The benefit included auctions to raise money for the Alzheimer's Association Greater Idaho.

It was a day filled with the positive benefits of being a well-paid professional athlete, finding causes to support and ways to give back to the community.

"I would have gone crazy to come to this camp with NFL football players," Plummer said.

He encouraged the children at the football camp — all of whom were adorned in blue "Jake Plummer & Optimist Youth Football Camp" T-shirts — to chase their dreams, thank

their parents and put down the video games in favor of outdoor activities.

"Believe in your dreams, set your goals high and believe in yourself," said Plummer, before signing autographs for every kid, coach and organizer of the event.

On a picture-perfect Saturday morning, Plummer seemed perfectly cast as role model.

In some ways, however, it's obvious Plummer still has some growing up of his own to do. The 31-year-old quarterback showed up more than 20 minutes after the camp was scheduled to start and 35 minutes after a short press conference was to begin.

He blamed his mom.

"My mom didn't wake me up," he told campers.

Plummer also was irked by a question about the negatives that come with being a professional athlete.

Plummer was involved in a minor car accident in April. The alleged road rage incident, for which Plummer was issued a summons, drew plenty of media attention, including a rebuke from his head coach, Mike Shanahan. At the time, Plummer acknowledged cutting the driver off, and said he was in a hurry to donate a check to charity — a lame excuse.

In his time in Denver, Plummer drew headlines for delivering an obscene gesture to Bronco fans and for ripping a local columnist over a comment concerning his girlfriend.

Plummer began to walk away from Saturday's interview session after the question.

"It's a lot harder than being a video cameraman," he said instead. "If I pick my nose, everyone's going to give me a Kleenex box the next day."

After the camp, a laid-back Plummer elaborated on the inordinate amount of attention he attracts as an NFL quarterback.

"I don't know if you'd call it a fishbowl or if you call it more of what people want to make a big deal about," he said. "... You've got to realize that being an athlete and making a lot of money, there are some negatives that go along with that."

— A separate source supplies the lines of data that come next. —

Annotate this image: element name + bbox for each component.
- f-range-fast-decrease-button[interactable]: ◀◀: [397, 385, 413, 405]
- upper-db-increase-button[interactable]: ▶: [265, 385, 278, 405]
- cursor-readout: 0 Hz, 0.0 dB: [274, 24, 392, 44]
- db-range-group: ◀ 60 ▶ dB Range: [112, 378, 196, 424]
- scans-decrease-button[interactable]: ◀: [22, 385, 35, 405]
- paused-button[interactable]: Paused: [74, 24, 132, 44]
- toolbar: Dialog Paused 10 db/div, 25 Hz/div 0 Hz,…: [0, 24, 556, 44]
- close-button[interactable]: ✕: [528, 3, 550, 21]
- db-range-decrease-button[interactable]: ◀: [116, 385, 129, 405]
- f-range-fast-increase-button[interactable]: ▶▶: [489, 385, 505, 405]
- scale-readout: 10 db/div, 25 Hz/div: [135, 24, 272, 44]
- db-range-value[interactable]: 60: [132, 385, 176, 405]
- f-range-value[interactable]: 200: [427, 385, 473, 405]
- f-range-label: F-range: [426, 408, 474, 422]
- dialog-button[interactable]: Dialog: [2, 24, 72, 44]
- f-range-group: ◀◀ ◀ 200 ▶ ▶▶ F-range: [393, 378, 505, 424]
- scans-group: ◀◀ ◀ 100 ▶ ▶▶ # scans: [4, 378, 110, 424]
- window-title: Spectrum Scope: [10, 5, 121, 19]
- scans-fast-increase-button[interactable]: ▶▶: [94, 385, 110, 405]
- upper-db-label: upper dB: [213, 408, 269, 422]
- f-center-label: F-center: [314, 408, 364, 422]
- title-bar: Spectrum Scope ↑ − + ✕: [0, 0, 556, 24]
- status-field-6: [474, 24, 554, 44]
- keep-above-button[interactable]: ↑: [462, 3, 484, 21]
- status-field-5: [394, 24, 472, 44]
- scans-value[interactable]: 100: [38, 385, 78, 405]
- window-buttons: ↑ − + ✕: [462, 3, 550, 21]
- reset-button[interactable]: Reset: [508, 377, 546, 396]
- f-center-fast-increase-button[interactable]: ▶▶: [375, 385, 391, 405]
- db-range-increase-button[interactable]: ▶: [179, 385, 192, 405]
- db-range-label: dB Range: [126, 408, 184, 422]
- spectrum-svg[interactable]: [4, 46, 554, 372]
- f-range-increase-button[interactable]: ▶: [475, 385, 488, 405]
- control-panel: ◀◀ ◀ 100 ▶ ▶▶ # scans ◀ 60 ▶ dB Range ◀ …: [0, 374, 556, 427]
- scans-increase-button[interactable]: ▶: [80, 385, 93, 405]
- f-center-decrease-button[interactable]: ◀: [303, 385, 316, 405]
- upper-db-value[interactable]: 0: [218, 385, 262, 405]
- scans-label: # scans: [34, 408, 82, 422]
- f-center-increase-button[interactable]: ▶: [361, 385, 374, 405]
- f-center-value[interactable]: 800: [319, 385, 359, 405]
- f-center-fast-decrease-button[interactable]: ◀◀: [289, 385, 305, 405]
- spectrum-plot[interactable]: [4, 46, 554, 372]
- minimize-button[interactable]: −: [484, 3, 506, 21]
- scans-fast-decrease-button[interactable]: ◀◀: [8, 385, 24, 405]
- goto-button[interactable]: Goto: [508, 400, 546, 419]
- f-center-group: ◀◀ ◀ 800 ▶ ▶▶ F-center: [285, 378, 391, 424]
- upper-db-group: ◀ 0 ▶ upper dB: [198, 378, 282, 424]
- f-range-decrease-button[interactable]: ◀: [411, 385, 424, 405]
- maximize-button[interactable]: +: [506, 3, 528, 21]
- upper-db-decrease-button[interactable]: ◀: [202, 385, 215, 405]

Last year, during the best season of his NFL career in which he led the Broncos to the AFC Championship game, Plummer was constantly asked about his long hair and massive beard.

"It humors me. The attention can humor you sometimes. Just the fact that they made it a big deal is kind of funny," said Plummer, wearing much shorter hair and a few days worth of stubble Saturday.

"I'm kind of humored in some ways, not surprised. Obviously people are into it and into what is going on. It kind of can be amusing sometimes. I try to laugh and enjoy it."

Plummer should heed the advice he dispensed to the kids. He has chased his big dreams from the Optimist fields of Boise to the biggest stages of the NFL — and he's made it, beyond anybody's wildest imagination.

So let the fans boo. Let the drivers honk. Let the media take its shots. Stop with the excuses.

Plummer should keep believing in his dreams, setting his goals high and believing in himself. It got him this far.

After all, if it's good enough for the kids, it should be good enough for him.